Lâcher d’oiseaux pour la Pentecôte

Posté par francesca7 le 20 juillet 2014

à l’origine de curieuses enseignes

(D’après « Les fêtes légendaires », paru en 1866)

Si l’usage voulait que l’on lâchât des oiseaux pour célébrer l’entrée des rois de France à Paris, la coutume prévalait également dans les églises de la capitale pour la Pentecôte, et fut d’ailleurs à l’origine d’un fait marquant que les marchands de vin du Pont-aux-Oiseaux immortalisèrent en arborant de pittoresques enseignes

Au Moyen Age, dans les fêtes d’hiver, comme l’usage des bancs n’était pas encore introduit, on couvrait les dalles des églises de paille et de foin, afin que le peuple pût s’asseoir et s’agenouiller, et, dans les fêtes d’été, on jonchait l’enceinte sacrée de fleurs et de feuillages. A Noël, on commençait à mettre la paille ; aux Rameaux ou Pâques-Fleuries, comme disaient si poétiquement nos pères, on la remplaçait par des branches de buis ; à la Pentecôte, l’une des premières fêtes du printemps, on jonchait les églises de fleurs.

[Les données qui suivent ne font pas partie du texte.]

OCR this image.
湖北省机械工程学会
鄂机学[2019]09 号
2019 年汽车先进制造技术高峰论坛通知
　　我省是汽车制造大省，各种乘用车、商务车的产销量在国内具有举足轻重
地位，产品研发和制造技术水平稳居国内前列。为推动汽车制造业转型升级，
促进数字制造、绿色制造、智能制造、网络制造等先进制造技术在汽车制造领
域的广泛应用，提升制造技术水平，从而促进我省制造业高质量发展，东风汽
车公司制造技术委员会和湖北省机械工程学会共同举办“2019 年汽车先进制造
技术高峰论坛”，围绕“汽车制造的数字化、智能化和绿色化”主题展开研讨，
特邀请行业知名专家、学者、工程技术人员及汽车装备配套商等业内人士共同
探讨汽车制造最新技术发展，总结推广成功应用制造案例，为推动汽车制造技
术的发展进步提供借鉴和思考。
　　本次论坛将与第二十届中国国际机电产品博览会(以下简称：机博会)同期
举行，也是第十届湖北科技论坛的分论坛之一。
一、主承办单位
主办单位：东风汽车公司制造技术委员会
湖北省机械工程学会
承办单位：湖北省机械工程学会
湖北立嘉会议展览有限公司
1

images (15)Dans celles de Paris, principalement à Notre-Dame et à Saint-Jacques-la-Boucherie, lorsqu’on chantait l’hymne du Veni Creator, une colombe blanche descendait des voûtes sacrées. Au même instant, par des orifices réservés, on lâchait des oiseaux, des fleurs, des étoupes enflammées et des oublies. On donnait à croire à l’assistance que ces différents objets partaient de la voûte céleste, et leur signification était facile à expliquer : les fleurs, les oiseaux et les oublies annonçaient la satisfaction de Dieu et les étoupes enflammées sa colère, selon que chaque assistant avait été assailli par l’un ou par l’autre. C’était un heureux ou mauvais présage. Cette cérémonie, qui prouve la candeur de nos aïeux, se fait encore le jour de la Pentecôte dans quelques églises de Flandre : on y donne la liberté à plusieurs pigeons blancs.

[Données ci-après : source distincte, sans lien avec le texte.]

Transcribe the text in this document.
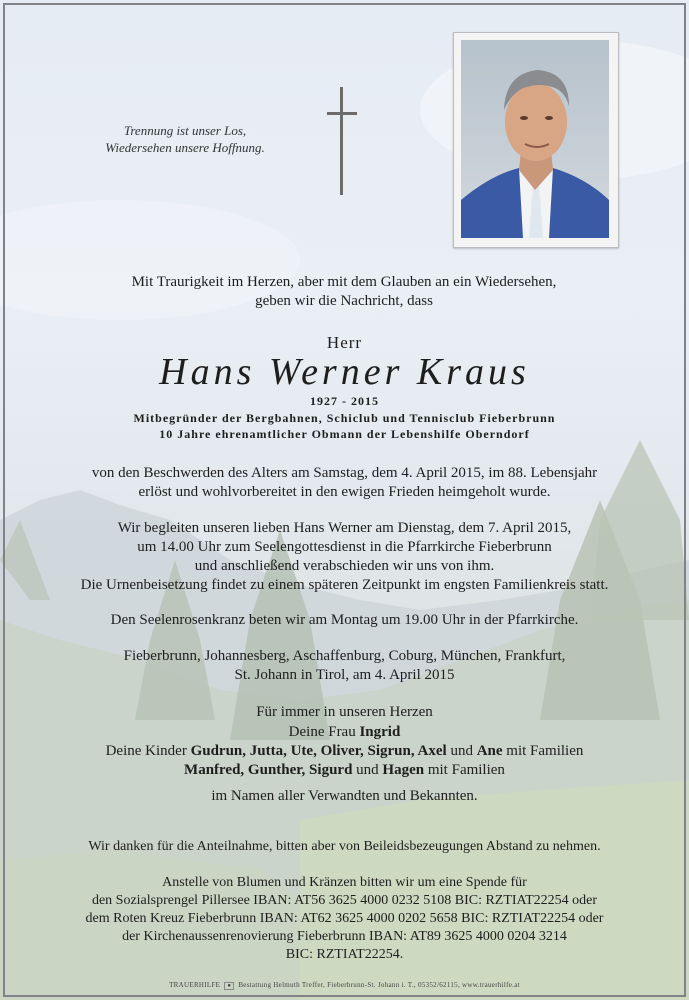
Trennung ist unser Los,
Wiedersehen unsere Hoffnung.
Mit Traurigkeit im Herzen, aber mit dem Glauben an ein Wiedersehen,
geben wir die Nachricht, dass
Herr
Hans Werner Kraus
1927 - 2015
Mitbegründer der Bergbahnen, Schiclub und Tennisclub Fieberbrunn
10 Jahre ehrenamtlicher Obmann der Lebenshilfe Oberndorf
von den Beschwerden des Alters am Samstag, dem 4. April 2015, im 88. Lebensjahr
erlöst und wohlvorbereitet in den ewigen Frieden heimgeholt wurde.
Wir begleiten unseren lieben Hans Werner am Dienstag, dem 7. April 2015,
um 14.00 Uhr zum Seelengottesdienst in die Pfarrkirche Fieberbrunn
und anschließend verabschieden wir uns von ihm.
Die Urnenbeisetzung findet zu einem späteren Zeitpunkt im engsten Familienkreis statt.
Den Seelenrosenkranz beten wir am Montag um 19.00 Uhr in der Pfarrkirche.
Fieberbrunn, Johannesberg, Aschaffenburg, Coburg, München, Frankfurt,
St. Johann in Tirol, am 4. April 2015
Für immer in unseren Herzen
Deine Frau Ingrid
Deine Kinder Gudrun, Jutta, Ute, Oliver, Sigrun, Axel und Ane mit Familien
Manfred, Gunther, Sigurd und Hagen mit Familien
im Namen aller Verwandten und Bekannten.
Wir danken für die Anteilnahme, bitten aber von Beileidsbezeugungen Abstand zu nehmen.
Anstelle von Blumen und Kränzen bitten wir um eine Spende für
den Sozialsprengel Pillersee IBAN: AT56 3625 4000 0232 5108 BIC: RZTIAT22254 oder
dem Roten Kreuz Fieberbrunn IBAN: AT62 3625 4000 0202 5658 BIC: RZTIAT22254 oder
der Kirchenaussenrenovierung Fieberbrunn IBAN: AT89 3625 4000 0204 3214
BIC: RZTIAT22254.
TRAUERHILFE ● Bestattung Helmuth Treffer, Fieberbrunn-St. Johann i. T., 05352/62115, www.trauerhilfe.at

Cet ancien et curieux usage de donner la liberté aux oiseaux, se pratiquait aussi à l’entrée des rois de France dans leur bonne ville de Paris. D’après un édit, les oiseleurs de Paris étaient tenus de donner ce jour-là la clef des champs à des milliers d’oiseaux. C’était à ce prix qu’on leur permettait d’occuper, sur le Pont-au-Change, une place pour exercer leur commerce ; ils n’avaient le droit d’y rester que les jours de fête. En 1461, lors de l’entrée de Louis XI, ils en lâchèrent une si grande quantité que le soleil en fut obscurci. L’entrée des rois se faisait toujours par la porte Saint-Denis, après la station d’usage au clos Saint-Lazare. Singulière coïncidence, c’est aussi par là qu’ils en sortaient, pour aller occuper leur dernière demeure dans les caveaux de cette nécropole royale. Le chemin de la mort était le même que celui du triomphe.

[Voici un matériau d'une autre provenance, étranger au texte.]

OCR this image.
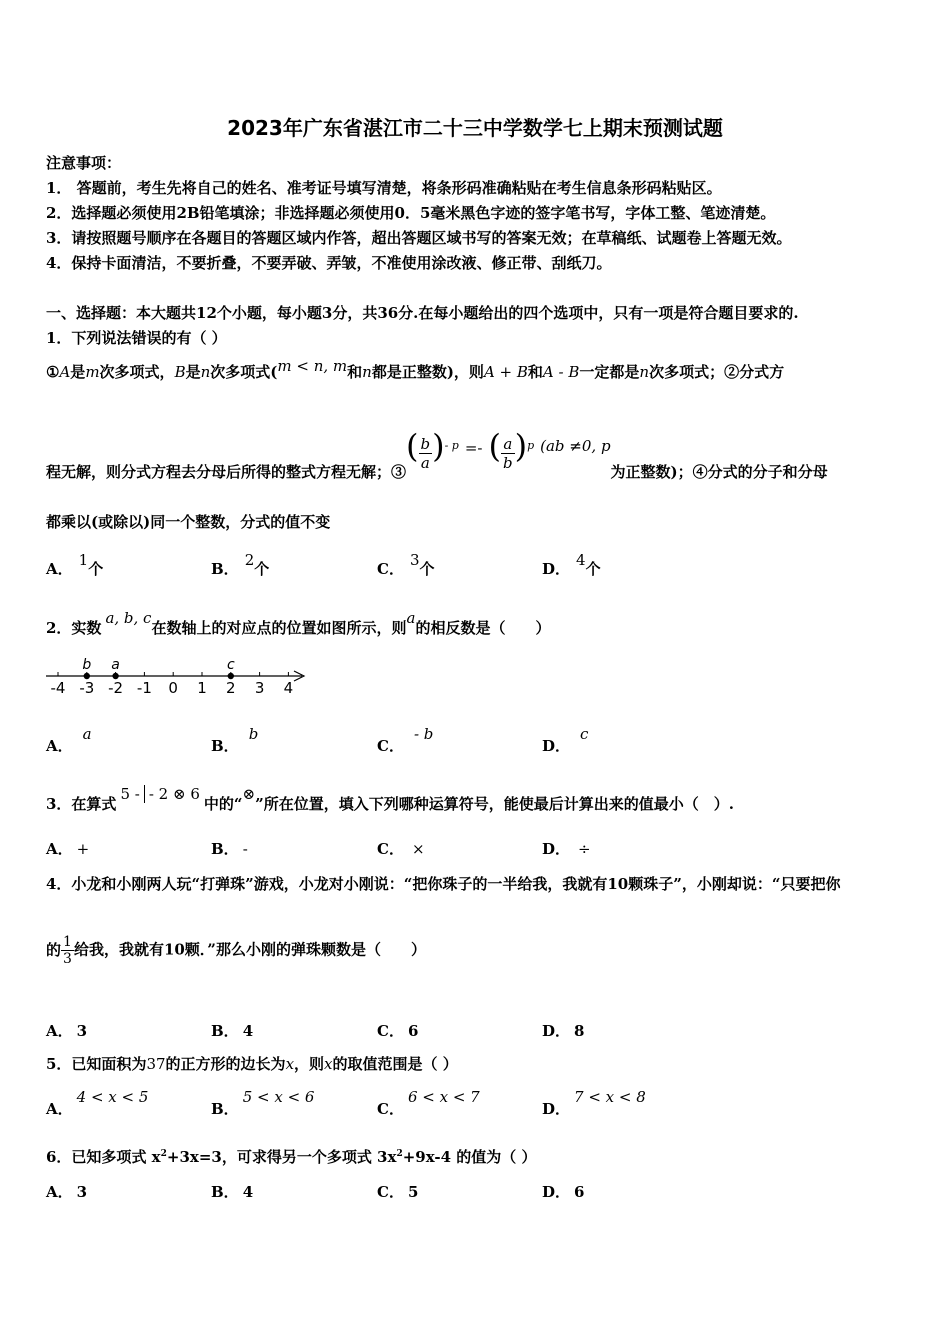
2023年广东省湛江市二十三中学数学七上期末预测试题
注意事项：
1． 答题前，考生先将自己的姓名、准考证号填写清楚，将条形码准确粘贴在考生信息条形码粘贴区。
2．选择题必须使用2B铅笔填涂；非选择题必须使用0．5毫米黑色字迹的签字笔书写，字体工整、笔迹清楚。
3．请按照题号顺序在各题目的答题区域内作答，超出答题区域书写的答案无效；在草稿纸、试题卷上答题无效。
4．保持卡面清洁，不要折叠，不要弄破、弄皱，不准使用涂改液、修正带、刮纸刀。
一、选择题：本大题共12个小题，每小题3分，共36分.在每小题给出的四个选项中，只有一项是符合题目要求的.
1．下列说法错误的有（ ）
①A是m次多项式，B是n次多项式(m < n, m和n都是正整数)，则A + B和A - B一定都是n次多项式；②分式方
程无解，则分式方程去分母后所得的整式方程无解；③( $\frac{b}{a} )^{- p}$ =- ( $\frac{a}{b} )^p$ (ab ≠0, p为正整数)；④分式的分子和分母
都乘以(或除以)同一个整数，分式的值不变
A． 1个	B． 2个	C． 3个	D． 4个
2．实数a, b, c在数轴上的对应点的位置如图所示，则a的相反数是（　　）
-4 -3 -2 -1 0 1 2 3 4
b a	c
A．a
B．b
C．- b
D．c
3．在算式5 - - 2 ⊗ 6中的“⊗”所在位置，填入下列哪种运算符号，能使最后计算出来的值最小（　）.
A． +	B． -	C． ×	D． ÷
4．小龙和小刚两人玩“打弹珠”游戏，小龙对小刚说：“把你珠子的一半给我，我就有10颗珠子”，小刚却说：“只要把你
的 $\frac{1}{3}$ 给我，我就有10颗．”那么小刚的弹珠颗数是（　　）
A． 3	B． 4	C． 6	D． 8
5．已知面积为37的正方形的边长为x，则x的取值范围是（ ）
A．4 < x < 5
B．5 < x < 6
C．6 < x < 7
D．7 < x < 8
6．已知多项式 $x^2+3x=3$，可求得另一个多项式 $3x^2+9x-4$ 的值为（ ）
A． 3	B． 4	C． 5	D． 6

François Ier abolit toute impression de livres dans tout le royaume, sous peine de la hart, fit arrêter tous les protestants, et ordonna, en 1536, une procession extraordinaire dans Paris. Toutes les rues furent pavoisées ; tous les religieux et religieuses, avec leurs bannières et toutes leurs reliques, y assistèrent. Chacun avait une torche à la main. Une grand’messe fut célébrée à Notre-Dame. On laissa échapper plusieurs milliers d’oiseaux, auxquels on avait attaché des petits billets, portant ces mots de sinistre augure : Ipsi peribunt, tu autem permanebis : ils mourront, mais vous resterez. On voulait frapper l’esprit des hérétiques et leur donner l’exemple d’un grand respect pour les reliques, que les protestants ne respectaient guère. Calvin, Clément Marot, Amyot et beaucoup d’autres grands écrivains s’exilèrent pour échapper au bûcher. Rabelais se faufila entre les deux partis en les faisant rire l’un et l’autre.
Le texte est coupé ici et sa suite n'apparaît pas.